With a solid north wind, Cobo will light up as wonderfully as any lagoon spot in the world! Ideally you need no open ocean swell as it’ll find its way into the bay and naff up the conditions a bit. When it’s good and flat you can get up to warp factor 12, and really start to work on your wakestyle chops. You’ll need to wait for mid tide down, but anything from there is a big green light.

You’ll also find you get an audience pretty quickly which can be a blessing or a curse, depending on your point of view!

The Bad

This is a one trick pony… North, or North-North West are the only useful wind directions.
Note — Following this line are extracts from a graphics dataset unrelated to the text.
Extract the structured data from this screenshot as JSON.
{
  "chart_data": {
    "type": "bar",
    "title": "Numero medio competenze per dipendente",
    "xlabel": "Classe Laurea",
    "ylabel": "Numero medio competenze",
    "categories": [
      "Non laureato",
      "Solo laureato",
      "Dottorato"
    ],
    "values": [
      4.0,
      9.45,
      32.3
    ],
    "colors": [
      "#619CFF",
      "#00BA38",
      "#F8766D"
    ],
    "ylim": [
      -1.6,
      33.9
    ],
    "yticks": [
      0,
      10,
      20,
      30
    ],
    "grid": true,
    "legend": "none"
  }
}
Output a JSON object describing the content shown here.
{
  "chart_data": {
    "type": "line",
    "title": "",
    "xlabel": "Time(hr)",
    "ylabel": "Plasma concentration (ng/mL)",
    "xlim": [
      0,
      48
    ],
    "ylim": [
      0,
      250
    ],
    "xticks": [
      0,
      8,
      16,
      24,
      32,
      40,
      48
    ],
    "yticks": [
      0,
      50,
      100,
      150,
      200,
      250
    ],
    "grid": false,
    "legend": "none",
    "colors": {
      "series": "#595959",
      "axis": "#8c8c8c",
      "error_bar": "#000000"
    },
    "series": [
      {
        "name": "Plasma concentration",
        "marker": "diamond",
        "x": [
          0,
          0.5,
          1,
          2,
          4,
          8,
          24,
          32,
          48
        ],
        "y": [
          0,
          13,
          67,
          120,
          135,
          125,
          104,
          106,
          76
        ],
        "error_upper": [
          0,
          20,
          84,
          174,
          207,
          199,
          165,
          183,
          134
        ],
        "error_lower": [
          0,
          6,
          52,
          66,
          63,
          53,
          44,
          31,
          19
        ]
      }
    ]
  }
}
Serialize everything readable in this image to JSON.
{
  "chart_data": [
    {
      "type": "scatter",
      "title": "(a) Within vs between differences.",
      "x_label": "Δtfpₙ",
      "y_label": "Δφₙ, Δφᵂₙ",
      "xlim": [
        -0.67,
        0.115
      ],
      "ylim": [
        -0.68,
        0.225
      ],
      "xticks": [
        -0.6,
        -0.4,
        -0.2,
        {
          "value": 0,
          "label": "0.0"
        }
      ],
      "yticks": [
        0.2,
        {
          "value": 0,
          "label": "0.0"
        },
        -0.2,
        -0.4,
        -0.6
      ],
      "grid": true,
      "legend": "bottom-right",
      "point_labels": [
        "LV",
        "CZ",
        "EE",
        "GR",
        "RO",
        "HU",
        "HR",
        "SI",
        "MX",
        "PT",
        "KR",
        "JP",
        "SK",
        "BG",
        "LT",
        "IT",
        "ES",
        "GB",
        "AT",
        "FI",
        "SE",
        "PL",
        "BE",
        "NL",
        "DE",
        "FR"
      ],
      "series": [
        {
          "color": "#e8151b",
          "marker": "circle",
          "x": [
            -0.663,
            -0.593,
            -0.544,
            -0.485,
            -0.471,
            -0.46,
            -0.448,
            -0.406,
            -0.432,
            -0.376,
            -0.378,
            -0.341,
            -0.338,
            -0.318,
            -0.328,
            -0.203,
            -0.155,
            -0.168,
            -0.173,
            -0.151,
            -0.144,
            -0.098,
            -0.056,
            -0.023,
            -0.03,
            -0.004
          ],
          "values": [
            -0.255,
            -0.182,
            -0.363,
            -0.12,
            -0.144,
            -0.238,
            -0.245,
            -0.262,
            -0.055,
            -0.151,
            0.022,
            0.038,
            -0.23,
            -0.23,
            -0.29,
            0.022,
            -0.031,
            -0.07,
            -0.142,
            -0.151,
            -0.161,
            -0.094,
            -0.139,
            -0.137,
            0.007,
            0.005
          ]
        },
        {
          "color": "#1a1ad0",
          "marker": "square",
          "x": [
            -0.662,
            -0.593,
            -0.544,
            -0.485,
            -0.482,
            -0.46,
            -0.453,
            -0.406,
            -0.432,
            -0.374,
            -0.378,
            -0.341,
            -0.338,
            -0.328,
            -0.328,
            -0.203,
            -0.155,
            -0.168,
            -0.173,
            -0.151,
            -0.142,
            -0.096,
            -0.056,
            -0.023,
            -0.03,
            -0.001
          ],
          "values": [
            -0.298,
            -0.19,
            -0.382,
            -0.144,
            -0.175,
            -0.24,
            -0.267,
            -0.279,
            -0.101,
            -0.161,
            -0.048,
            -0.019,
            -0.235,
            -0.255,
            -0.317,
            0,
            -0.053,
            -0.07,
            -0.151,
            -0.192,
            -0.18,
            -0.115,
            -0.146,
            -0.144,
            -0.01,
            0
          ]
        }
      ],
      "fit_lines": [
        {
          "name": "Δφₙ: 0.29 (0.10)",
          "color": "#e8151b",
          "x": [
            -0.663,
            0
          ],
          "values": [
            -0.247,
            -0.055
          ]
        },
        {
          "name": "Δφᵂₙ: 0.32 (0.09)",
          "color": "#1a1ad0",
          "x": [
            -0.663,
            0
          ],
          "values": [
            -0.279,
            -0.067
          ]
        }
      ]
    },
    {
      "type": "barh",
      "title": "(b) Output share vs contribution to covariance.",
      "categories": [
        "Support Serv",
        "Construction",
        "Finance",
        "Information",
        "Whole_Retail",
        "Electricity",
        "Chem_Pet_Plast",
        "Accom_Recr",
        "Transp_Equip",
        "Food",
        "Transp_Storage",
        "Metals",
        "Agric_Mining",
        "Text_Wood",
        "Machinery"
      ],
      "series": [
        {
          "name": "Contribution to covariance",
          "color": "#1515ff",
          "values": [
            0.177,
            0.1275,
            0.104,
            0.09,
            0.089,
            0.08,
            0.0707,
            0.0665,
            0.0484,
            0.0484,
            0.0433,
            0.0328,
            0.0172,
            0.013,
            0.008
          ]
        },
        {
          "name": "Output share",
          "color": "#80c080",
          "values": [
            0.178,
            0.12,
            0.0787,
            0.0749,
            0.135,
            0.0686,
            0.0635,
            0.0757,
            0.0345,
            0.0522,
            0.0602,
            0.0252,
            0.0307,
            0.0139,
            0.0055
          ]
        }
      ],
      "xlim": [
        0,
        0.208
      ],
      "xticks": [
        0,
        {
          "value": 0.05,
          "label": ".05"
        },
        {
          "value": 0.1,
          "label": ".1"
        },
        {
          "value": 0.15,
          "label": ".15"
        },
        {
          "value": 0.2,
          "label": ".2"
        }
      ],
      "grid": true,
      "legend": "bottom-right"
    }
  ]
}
North Easterlies are horrendously gusty, and anything with any serious West in it will blow wind chop into the reach and mess up the butter.

Boats are also an issue, moored all over the place in the summer, but cleared out in the winter.

This is a one trick pony… North, or North-North West are the only useful wind directions

The Ugly

If you don’t feel completely confident about staying up wind, this isn’t a spot for you. The tack is straight out to sea, and straight back again. If you lose too much ground you are going to find yourself well out to sea, confronted by a significant presentation of uneven rocks on a dropping tide, and a very long walk (or even worse a downwind, emergency sail round the Albecq to hopefully end up back at Vazon). It isn’t likely to happen, but be sure that you can deal with it if it does.

You can pretty much forget about kiting here in the summer. Cobo is insanely popular with tourists and the Rockmount pub crew that come to watch the sunset each night. Don’t take risks with other people’s safety.

Getting There

Cobo is signposted from almost everywhere on the west coast. There’s a free carpark at the south end, and another one nearer the middle, next to where the boats are hauled out for maintenance.